42 found validity evidence for the EAT-26 in a population of 207 female athletes with convergent validity coefficients reported at r = 0.18–0.88 when evaluated alongside the EDI-2 and internal consistency reliability coefficients (α) reported ranging from 0.70 to 0.88. The r-value
of 0.18 reported in the study was a product of the ability of the EAT-26 to look at others’ perceptions of an individual’s eating behaviors when the EAT-26 was compared to the EDI. The EDI does not assess others’ perceptions of eating, leading to the low r-value. 42 However, the preceding results regarding the convergent validity between the EAT-26 and EDI demonstrate very little common variance between the two measures in assessing others’ perceptions of eating behaviors, Angiogenesis inhibitor pointing to check details the need for validation via other statistical methods besides convergent validity. Additionally, evidence for the validity of the QEDD has also been found with an athlete population in three separate studies.

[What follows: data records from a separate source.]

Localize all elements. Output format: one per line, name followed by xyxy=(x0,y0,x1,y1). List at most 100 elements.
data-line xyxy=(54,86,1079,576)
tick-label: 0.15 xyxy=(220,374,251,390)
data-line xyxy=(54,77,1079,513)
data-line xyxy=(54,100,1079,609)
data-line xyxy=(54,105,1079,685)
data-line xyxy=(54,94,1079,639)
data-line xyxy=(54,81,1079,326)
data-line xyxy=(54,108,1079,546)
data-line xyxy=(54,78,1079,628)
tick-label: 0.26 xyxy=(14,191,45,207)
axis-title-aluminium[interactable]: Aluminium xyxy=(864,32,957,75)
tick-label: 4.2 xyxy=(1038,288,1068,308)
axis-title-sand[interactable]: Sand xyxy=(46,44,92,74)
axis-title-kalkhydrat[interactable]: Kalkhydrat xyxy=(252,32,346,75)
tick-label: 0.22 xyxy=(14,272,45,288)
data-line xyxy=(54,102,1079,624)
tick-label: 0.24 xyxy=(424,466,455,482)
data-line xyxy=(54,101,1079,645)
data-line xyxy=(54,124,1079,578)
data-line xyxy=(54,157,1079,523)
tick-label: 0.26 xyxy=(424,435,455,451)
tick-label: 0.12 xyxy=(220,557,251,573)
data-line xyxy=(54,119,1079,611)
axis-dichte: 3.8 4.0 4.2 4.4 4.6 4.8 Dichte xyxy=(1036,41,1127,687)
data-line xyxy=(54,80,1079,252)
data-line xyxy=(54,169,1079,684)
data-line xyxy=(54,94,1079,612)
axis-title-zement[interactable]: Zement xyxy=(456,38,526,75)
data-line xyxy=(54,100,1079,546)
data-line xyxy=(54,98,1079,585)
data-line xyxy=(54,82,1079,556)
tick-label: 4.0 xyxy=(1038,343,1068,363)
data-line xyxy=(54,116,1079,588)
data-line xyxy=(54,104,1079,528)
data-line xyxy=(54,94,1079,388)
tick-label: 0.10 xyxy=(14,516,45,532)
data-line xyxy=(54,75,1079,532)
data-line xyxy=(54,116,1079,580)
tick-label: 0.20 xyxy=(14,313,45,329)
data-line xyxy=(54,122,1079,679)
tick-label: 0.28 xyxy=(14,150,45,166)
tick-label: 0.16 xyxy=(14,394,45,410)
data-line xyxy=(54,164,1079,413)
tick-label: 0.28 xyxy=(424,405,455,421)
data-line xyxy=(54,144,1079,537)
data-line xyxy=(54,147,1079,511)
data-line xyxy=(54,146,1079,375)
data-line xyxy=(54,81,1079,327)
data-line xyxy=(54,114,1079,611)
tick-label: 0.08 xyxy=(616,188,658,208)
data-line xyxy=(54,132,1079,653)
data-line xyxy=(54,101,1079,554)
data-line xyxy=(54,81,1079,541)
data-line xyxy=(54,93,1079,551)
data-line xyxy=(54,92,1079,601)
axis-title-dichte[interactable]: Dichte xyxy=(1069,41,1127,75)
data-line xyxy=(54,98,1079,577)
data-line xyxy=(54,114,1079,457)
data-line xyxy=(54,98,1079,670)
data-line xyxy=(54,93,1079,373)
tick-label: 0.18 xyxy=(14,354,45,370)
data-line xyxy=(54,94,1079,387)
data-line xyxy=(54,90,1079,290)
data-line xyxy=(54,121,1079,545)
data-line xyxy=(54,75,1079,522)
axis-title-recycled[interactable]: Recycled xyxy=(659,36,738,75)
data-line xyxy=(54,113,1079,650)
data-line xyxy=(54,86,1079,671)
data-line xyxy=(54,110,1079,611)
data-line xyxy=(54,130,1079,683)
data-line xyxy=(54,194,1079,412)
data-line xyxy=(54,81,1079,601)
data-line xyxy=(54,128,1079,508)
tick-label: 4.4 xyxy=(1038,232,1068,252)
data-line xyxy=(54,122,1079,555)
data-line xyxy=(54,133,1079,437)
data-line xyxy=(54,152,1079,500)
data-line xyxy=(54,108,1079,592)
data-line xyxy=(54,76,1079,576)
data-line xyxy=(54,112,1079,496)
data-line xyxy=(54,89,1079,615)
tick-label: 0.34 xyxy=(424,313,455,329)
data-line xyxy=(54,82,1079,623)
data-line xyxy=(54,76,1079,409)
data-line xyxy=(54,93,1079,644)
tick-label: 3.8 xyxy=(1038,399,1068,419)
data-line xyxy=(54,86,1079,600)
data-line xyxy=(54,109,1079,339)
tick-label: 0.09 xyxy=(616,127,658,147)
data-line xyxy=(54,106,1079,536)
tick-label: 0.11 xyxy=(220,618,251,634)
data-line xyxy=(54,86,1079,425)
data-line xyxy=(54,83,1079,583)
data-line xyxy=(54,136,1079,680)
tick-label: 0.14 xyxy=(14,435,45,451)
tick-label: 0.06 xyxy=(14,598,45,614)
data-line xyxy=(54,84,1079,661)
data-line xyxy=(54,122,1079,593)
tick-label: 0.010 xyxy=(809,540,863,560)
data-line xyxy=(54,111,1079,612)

Petrie et al.4 and 6 examined ED with the QEDD in a population of 199 and 203 male athletes from both team and individual sports, respectively. Sanford-Martens et al.7 also found evidence of the validity of the QEDD when studying a combined sample of 325 male and female athletes (159 females, 166 males). Between the three studies, convergent validity coefficients for the QEDD were r = −0.51–0.70 with internal consistency reliability coefficients reported at α = 0.87. The negative r-value is expected because Rolziracetam it was obtained through correlating a subscale within QEDD that assesses body satisfaction with BULIT-R, 4 indicating athletes with higher body satisfaction were less likely to have bulimic tendencies. Given the QEDD assesses the degree of both bulimic and anorexic
behaviors and demonstrated moderate to good validity and good reliability in both male and female athletes, the QEDD appears best equipped to gauge ED in athletes of both genders. Once again, the studies researchers cite are most often the validation studies conducted with non-athlete populations. In this accord, one needs to question the accuracy of the measure with athlete populations.31 As stated above, only Doninger et al.,42 Petrie et al.,4 and 6 and Sanford-Martens et al.7 have found validity evidence for two of the five most commonly used eating disorder measures (EAT, EDI, QEDD, BULIT-R, and EDE-Q), specifically the EAT and QEDD. Because questionnaires developed specifically for athletes (i.e., WPSS-MA, AQ, and AMDQ) are used much less frequently than the EAT, EDI, QEDD, BULIT-R, and EDE-Q among the literature, calculating, and reporting the validity and reliability coefficients of the EAT, EDI, QEDD, BULIT-R, and EDE-Q with athlete populations is needed. The results of this review indicate studies that did calculate validity and reliability coefficients for the eating disorder assessment used to observe athletes did so with traditional psychometrical/statistical methods (e.g.